As Ordem dos Advogados (OA) e a dos Solicitadores chegaram a acordo com o Ministério da Justiça (MJ) e do Trabalho no que respeita às novas regras da Caixa de Previdência dos Advogados e Solicitadores (CPAS). “Em reunião realizada ontem, foi possível consensualizar uma posição favorável quanto à maioria das alterações ao Regulamento da CPAS e à implementação do conjunto de medidas que haviam sido apresentadas para análise, aprovação e início do correspondente processo legislativo”.

A reunião decorreu ontem com a ministra da Justiça, Francisca Van Dunem, o ministro do Trabalho, Solidariedade e Segurança Social, Vieira da Silva, os bastonários dos advogados e solicitadores e ainda o presidente da própria CPAS. “As equipas das partes ficaram de trabalhar em conjunto, tendo em vista a realização de ajustamentos nas medidas remanescentes que não foram ainda consensualizadas bem como assegurar a elaboração dos estudos actuariais reformulados”.

Há contudo ainda dois pontos “ainda a serem alvo de acertos”. A Ordem dos Solicitadores tinha proposto alterações consideradas “urgentes e essenciais” para o melhor funcionamento da Caixa de Previdência dos Advogados e Solicitadores (CPAS), a começar pela redução em 1% do aumento da contribuição mínima para 2018 e 2019.

Em dezembro, a CPAS enviou propostas ao Ministério da Justiça para alteração do Regulamento da CPAS. Uma dessas propostas era a redução das contribuições mensais que todos os advogados e solicitadores têm de pagar à CPAS.

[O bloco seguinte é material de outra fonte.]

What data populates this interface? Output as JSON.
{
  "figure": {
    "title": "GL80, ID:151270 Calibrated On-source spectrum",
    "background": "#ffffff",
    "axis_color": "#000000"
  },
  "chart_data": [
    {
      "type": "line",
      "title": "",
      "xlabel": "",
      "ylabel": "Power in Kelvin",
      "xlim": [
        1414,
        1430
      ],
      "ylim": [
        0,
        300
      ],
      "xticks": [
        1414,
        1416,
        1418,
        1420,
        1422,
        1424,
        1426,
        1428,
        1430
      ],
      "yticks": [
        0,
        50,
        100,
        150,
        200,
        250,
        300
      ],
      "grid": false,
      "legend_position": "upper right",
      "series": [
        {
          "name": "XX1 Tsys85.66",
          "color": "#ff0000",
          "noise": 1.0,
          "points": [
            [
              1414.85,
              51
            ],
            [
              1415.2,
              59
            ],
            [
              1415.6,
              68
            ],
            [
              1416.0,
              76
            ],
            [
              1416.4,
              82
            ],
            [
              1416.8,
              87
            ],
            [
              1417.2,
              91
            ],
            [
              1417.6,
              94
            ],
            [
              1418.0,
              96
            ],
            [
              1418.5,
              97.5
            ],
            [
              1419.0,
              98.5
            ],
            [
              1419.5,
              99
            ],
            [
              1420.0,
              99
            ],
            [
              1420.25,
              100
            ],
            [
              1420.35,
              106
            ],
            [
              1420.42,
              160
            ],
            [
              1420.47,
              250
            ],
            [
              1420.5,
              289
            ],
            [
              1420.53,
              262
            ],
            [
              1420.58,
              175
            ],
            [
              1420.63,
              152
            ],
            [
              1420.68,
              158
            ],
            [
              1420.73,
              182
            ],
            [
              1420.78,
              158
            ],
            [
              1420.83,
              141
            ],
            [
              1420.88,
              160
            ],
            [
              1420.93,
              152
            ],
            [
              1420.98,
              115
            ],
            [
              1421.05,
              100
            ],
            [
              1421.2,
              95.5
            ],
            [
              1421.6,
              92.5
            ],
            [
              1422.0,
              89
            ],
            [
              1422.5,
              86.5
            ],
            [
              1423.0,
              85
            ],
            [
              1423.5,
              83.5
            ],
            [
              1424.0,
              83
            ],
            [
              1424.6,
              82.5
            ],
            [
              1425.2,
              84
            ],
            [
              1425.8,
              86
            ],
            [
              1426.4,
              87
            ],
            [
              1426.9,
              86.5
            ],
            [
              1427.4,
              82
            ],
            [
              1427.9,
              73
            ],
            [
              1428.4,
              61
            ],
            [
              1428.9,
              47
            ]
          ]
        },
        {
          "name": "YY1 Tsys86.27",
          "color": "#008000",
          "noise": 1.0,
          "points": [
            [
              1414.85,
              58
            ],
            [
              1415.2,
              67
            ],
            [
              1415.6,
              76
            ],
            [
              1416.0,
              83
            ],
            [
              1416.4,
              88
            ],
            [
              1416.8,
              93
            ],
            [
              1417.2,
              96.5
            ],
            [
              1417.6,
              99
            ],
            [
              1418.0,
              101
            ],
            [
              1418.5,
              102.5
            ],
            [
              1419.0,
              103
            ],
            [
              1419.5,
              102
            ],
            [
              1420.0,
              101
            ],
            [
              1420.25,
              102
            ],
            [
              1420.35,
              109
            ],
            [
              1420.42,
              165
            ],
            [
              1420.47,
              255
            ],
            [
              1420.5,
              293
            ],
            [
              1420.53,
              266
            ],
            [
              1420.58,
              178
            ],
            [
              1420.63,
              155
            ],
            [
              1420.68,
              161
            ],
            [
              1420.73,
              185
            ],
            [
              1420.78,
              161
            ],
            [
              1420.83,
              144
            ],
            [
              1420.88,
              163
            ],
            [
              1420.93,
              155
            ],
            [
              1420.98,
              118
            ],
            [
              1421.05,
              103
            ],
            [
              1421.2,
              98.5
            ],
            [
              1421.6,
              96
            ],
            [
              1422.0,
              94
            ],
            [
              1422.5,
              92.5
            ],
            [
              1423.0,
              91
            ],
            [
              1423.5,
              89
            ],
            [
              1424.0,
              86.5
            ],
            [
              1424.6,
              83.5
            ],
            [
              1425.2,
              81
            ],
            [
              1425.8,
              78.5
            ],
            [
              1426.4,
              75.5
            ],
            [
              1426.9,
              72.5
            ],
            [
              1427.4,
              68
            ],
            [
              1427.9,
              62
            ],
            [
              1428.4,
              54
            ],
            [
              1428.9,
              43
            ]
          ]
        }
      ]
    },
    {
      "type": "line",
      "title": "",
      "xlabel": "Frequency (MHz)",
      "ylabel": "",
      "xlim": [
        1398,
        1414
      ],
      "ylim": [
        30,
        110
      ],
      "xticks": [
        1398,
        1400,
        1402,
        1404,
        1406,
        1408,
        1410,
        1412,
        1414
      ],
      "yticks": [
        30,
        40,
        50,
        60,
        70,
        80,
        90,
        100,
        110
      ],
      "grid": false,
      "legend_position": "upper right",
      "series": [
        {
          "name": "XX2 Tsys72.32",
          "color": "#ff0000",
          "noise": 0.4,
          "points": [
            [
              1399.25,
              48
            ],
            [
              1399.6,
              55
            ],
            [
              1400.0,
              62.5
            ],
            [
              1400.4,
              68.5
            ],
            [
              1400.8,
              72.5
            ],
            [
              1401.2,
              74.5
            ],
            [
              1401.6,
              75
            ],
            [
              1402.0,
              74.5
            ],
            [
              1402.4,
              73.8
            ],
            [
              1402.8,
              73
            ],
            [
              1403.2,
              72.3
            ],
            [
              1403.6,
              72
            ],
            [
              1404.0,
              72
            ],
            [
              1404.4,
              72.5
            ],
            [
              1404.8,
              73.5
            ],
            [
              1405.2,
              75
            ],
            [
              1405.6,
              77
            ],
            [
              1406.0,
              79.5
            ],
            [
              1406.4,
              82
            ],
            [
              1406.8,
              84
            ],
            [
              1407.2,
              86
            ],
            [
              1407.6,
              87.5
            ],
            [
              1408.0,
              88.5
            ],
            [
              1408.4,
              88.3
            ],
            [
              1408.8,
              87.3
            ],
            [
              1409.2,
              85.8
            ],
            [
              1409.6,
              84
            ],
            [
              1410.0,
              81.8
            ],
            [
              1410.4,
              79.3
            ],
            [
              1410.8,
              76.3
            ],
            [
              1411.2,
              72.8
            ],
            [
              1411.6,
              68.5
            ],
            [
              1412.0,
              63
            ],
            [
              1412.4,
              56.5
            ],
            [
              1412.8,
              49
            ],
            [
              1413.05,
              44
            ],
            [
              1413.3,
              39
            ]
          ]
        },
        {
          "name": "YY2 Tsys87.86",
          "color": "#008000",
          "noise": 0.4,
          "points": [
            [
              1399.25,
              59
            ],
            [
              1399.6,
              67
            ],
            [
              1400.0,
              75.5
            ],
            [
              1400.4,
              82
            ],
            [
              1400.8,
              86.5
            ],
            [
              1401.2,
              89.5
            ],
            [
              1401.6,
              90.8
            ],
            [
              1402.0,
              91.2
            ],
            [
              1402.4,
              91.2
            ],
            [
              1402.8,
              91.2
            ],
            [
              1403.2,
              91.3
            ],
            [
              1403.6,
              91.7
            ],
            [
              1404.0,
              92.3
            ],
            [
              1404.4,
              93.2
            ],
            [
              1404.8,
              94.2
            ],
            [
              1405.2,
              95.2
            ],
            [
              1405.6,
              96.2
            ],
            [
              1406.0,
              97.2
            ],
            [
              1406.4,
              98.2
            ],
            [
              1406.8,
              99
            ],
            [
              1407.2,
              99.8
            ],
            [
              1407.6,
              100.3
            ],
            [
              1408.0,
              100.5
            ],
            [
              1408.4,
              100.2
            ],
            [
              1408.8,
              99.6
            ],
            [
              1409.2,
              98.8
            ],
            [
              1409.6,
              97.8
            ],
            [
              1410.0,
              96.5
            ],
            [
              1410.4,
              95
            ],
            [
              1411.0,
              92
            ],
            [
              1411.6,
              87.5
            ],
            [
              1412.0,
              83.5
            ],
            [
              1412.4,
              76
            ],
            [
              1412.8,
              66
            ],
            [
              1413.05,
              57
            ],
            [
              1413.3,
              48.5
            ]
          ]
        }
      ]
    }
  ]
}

A suspensão temporária do pagamento da contribuição em casos de doença grave ou maternidade ou, em alternativa, a adoção de um escalão de refúgio é outra das propostas, a par da eliminação da obrigatoriedade da contribuição dos estagiários.

Há duas semanas cerca de três mil advogados, solicitadores e agentes de execução manifestaram-se à porta da Ordem dos Advogados (OA) em protesto contra as contribuições obrigatórias. De seguida, marcharam rumo ao Ministério da Justiça. Em causa a polémica que envolve os 35 mil beneficiários da CPAS que se queixam dos aumentos graduais das contribuições mensais desde que as novas regras entraram em vigor, em 2015, com a revisão do Regulamento da CPAS. Estes profissionais liberais protestam também contra o facto do desagravamento das contribuições, proposto pela presidência da CPAS ao Governo em dezembro, não estar ainda em vigor.